The trust has approached the Parliamentary Education Select Committee for assurances that, if they are allowed to use CAG “for the duration of this upheaval”, that youngsters will not be disadvantaged when applying for university or jobs.

Meanwhile, a task force team made up of senior leaders, the trust, Department for Education and Durham County Council has been looking for safe alternative accommodation which could be used pending any rebuild.

They are currently assessing using Ushaw College, a 19th century site four miles west of Durham where priests were trained.

Students in year 13, the final A-level year, are being taken by bus to the trust’s headquarters in Washington for lessons.

Pupils in years seven, 10 and 11 will have two days of face-to-face teaching this week, while those in years eight and nine are only in for one day, with remote lessons being used for the other days.

The school hopes to increase face-to-face lessons next week.

A trust spokesman said: “We completely understand the frustrations and disappointment of many parents of children at St Leonard’s.
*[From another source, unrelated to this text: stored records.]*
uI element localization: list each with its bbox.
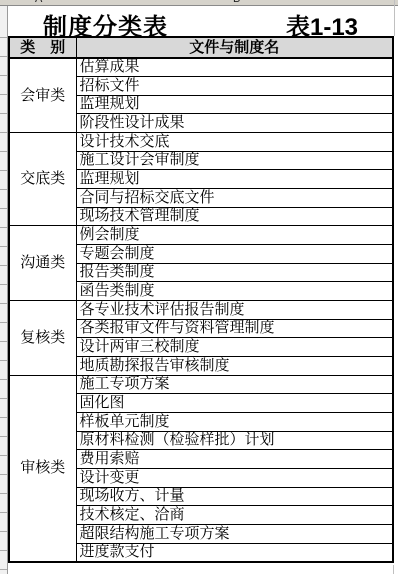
gridline (393, 565, 394, 574)
table-row: 会审类估算成果 (9, 58, 393, 77)
item-cell[interactable]: 现场技术管理制度 (76, 207, 393, 226)
table-row: 沟通类例会制度 (9, 226, 393, 245)
row-header-gutter (0, 6, 8, 574)
item-cell[interactable]: 固化图 (76, 394, 393, 413)
item-cell[interactable]: 专题会制度 (76, 245, 393, 264)
item-cell[interactable]: 监理规划 (76, 95, 393, 114)
title-cell[interactable]: 制度分类表 表1-13 (8, 6, 394, 36)
header-cell-name[interactable]: 文件与制度名 (76, 37, 393, 58)
item-cell[interactable]: 设计变更 (76, 468, 393, 487)
table-row: 复核类各专业技术评估报告制度 (9, 301, 393, 320)
category-cell[interactable]: 交底类 (9, 133, 76, 226)
item-cell[interactable]: 现场收方、计量 (76, 487, 393, 506)
classification-table: 类 别 文件与制度名 会审类估算成果招标文件监理规划阶段性设计成果交底类设计技术… (8, 36, 394, 563)
item-cell[interactable]: 各类报审文件与资料管理制度 (76, 319, 393, 338)
table-row: 交底类设计技术交底 (9, 133, 393, 152)
column-header-b[interactable]: B (233, 0, 240, 5)
item-cell[interactable]: 原材料检测（检验样批）计划 (76, 431, 393, 450)
category-cell[interactable]: 复核类 (9, 301, 76, 376)
header-cell-category[interactable]: 类 别 (9, 37, 76, 58)
spreadsheet-view: A B 制度分类表 表1-13 类 别 文件与制度名 会审类估算成果招标文件监理… (0, 0, 398, 574)
item-cell[interactable]: 样板单元制度 (76, 412, 393, 431)
table-header-row: 类 别 文件与制度名 (9, 37, 393, 58)
category-cell[interactable]: 会审类 (9, 58, 76, 133)
item-cell[interactable]: 设计两审三校制度 (76, 338, 393, 357)
table-row: 审核类施工专项方案 (9, 375, 393, 394)
item-cell[interactable]: 报告类制度 (76, 263, 393, 282)
item-cell[interactable]: 设计技术交底 (76, 133, 393, 152)
category-cell[interactable]: 审核类 (9, 375, 76, 562)
item-cell[interactable]: 进度款支付 (76, 543, 393, 562)
item-cell[interactable]: 技术核定、洽商 (76, 506, 393, 525)
item-cell[interactable]: 地质勘探报告审核制度 (76, 357, 393, 376)
item-cell[interactable]: 招标文件 (76, 77, 393, 96)
item-cell[interactable]: 施工设计会审制度 (76, 151, 393, 170)
table-body: 会审类估算成果招标文件监理规划阶段性设计成果交底类设计技术交底施工设计会审制度监… (9, 58, 393, 562)
column-header-a[interactable]: A (35, 0, 42, 5)
category-cell[interactable]: 沟通类 (9, 226, 76, 301)
item-cell[interactable]: 超限结构施工专项方案 (76, 524, 393, 543)
item-cell[interactable]: 各专业技术评估报告制度 (76, 301, 393, 320)
gridline (394, 0, 395, 36)
item-cell[interactable]: 施工专项方案 (76, 375, 393, 394)
item-cell[interactable]: 函告类制度 (76, 282, 393, 301)
item-cell[interactable]: 监理规划 (76, 170, 393, 189)
item-cell[interactable]: 例会制度 (76, 226, 393, 245)
item-cell[interactable]: 费用索赔 (76, 450, 393, 469)
item-cell[interactable]: 合同与招标交底文件 (76, 189, 393, 208)
item-cell[interactable]: 阶段性设计成果 (76, 114, 393, 133)
item-cell[interactable]: 估算成果 (76, 58, 393, 77)
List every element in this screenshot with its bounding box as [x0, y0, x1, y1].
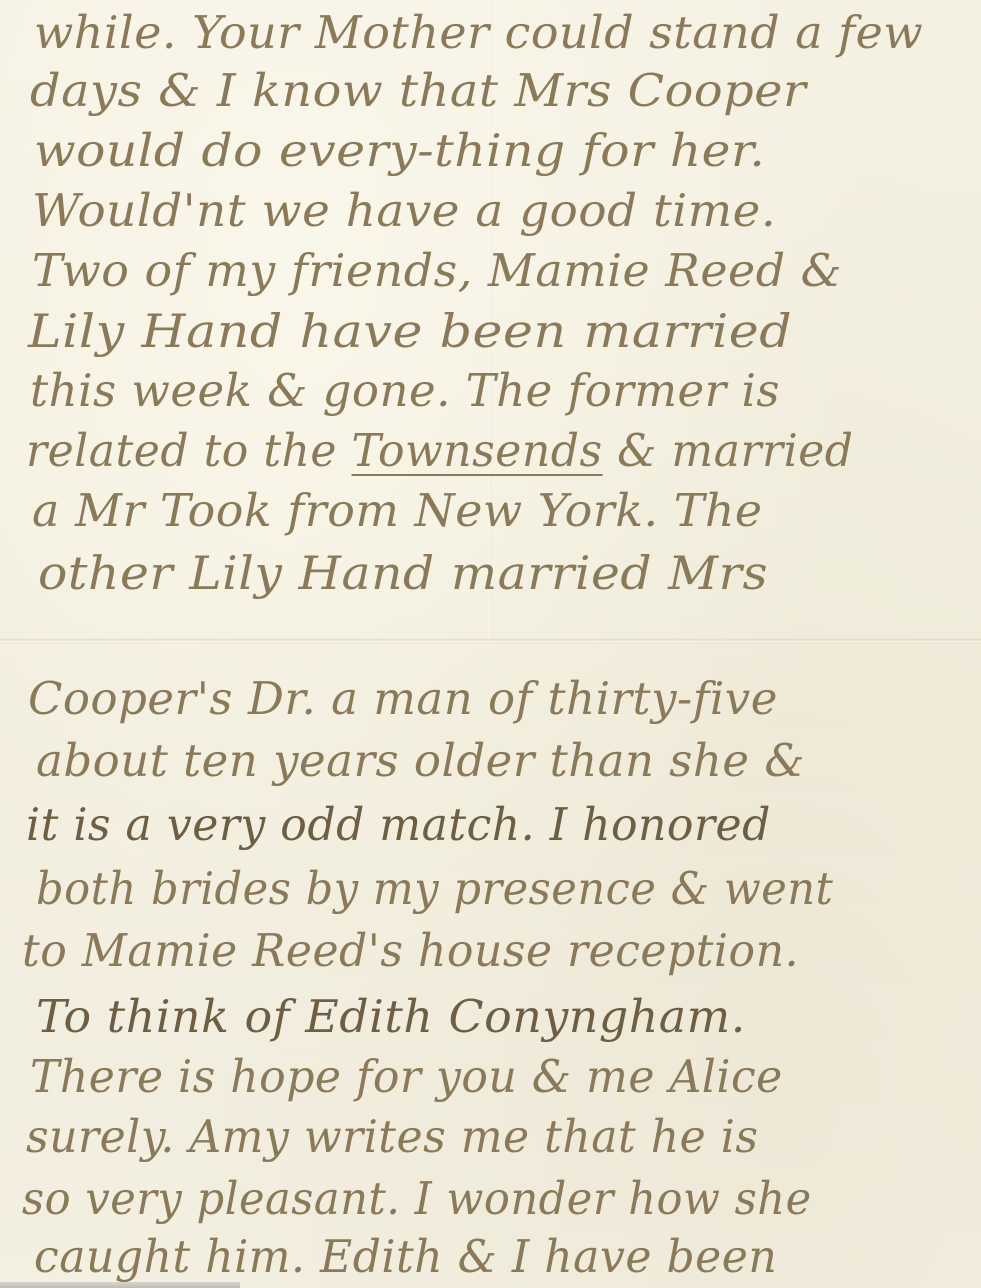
handwritten-line: it is a very odd match. I honored — [26, 798, 771, 851]
handwritten-line: this week & gone. The former is — [30, 364, 780, 417]
handwritten-line: Would'nt we have a good time. — [32, 184, 776, 237]
handwritten-line: To think of Edith Conyngham. — [36, 990, 746, 1043]
handwritten-line: other Lily Hand married Mrs — [38, 546, 768, 600]
handwritten-line: to Mamie Reed's house reception. — [22, 924, 799, 977]
handwritten-line: Lily Hand have been married — [28, 304, 792, 358]
scan-edge-shadow — [0, 1282, 240, 1288]
line-text: & married — [603, 424, 854, 477]
handwritten-line: about ten years older than she & — [36, 734, 805, 787]
handwritten-line: a Mr Took from New York. The — [32, 484, 763, 537]
horizontal-fold-line — [0, 638, 981, 644]
handwritten-line: would do every-thing for her. — [34, 124, 765, 177]
handwritten-line: Cooper's Dr. a man of thirty-five — [28, 672, 778, 725]
handwritten-line: caught him. Edith & I have been — [34, 1230, 777, 1283]
handwritten-line: so very pleasant. I wonder how she — [22, 1172, 812, 1225]
handwritten-line: surely. Amy writes me that he is — [26, 1110, 758, 1163]
handwritten-line-with-underline: related to the Townsends & married — [26, 424, 854, 477]
handwritten-line: days & I know that Mrs Cooper — [30, 64, 806, 117]
handwritten-line: both brides by my presence & went — [36, 862, 833, 915]
handwritten-line: Two of my friends, Mamie Reed & — [32, 244, 842, 297]
handwritten-line: There is hope for you & me Alice — [30, 1050, 783, 1103]
line-text: related to the — [26, 424, 352, 477]
letter-page: while. Your Mother could stand a few day… — [0, 0, 981, 1288]
handwritten-line: while. Your Mother could stand a few — [34, 6, 923, 59]
underlined-word: Townsends — [352, 424, 603, 477]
Indeed, we share them.

“We need to get back to having all our school community benefit from our excellent team of staff, teaching face-to-face lessons as soon as practicably possible.

“Parents have been supportive of the fact that this decision was outside of the trust and school control, and we appreciate that.

“We are keeping parents updated on our plans on a weekly basis.

“The co-ordination of planning the weekly timetable in the limited space we have is time-consuming and relentless for our staff.

“Thankfully, we have more on-site classrooms being deemed as safe by our surveyors in a staggered release.

“This will help extend our face-to-face provision to some degree.”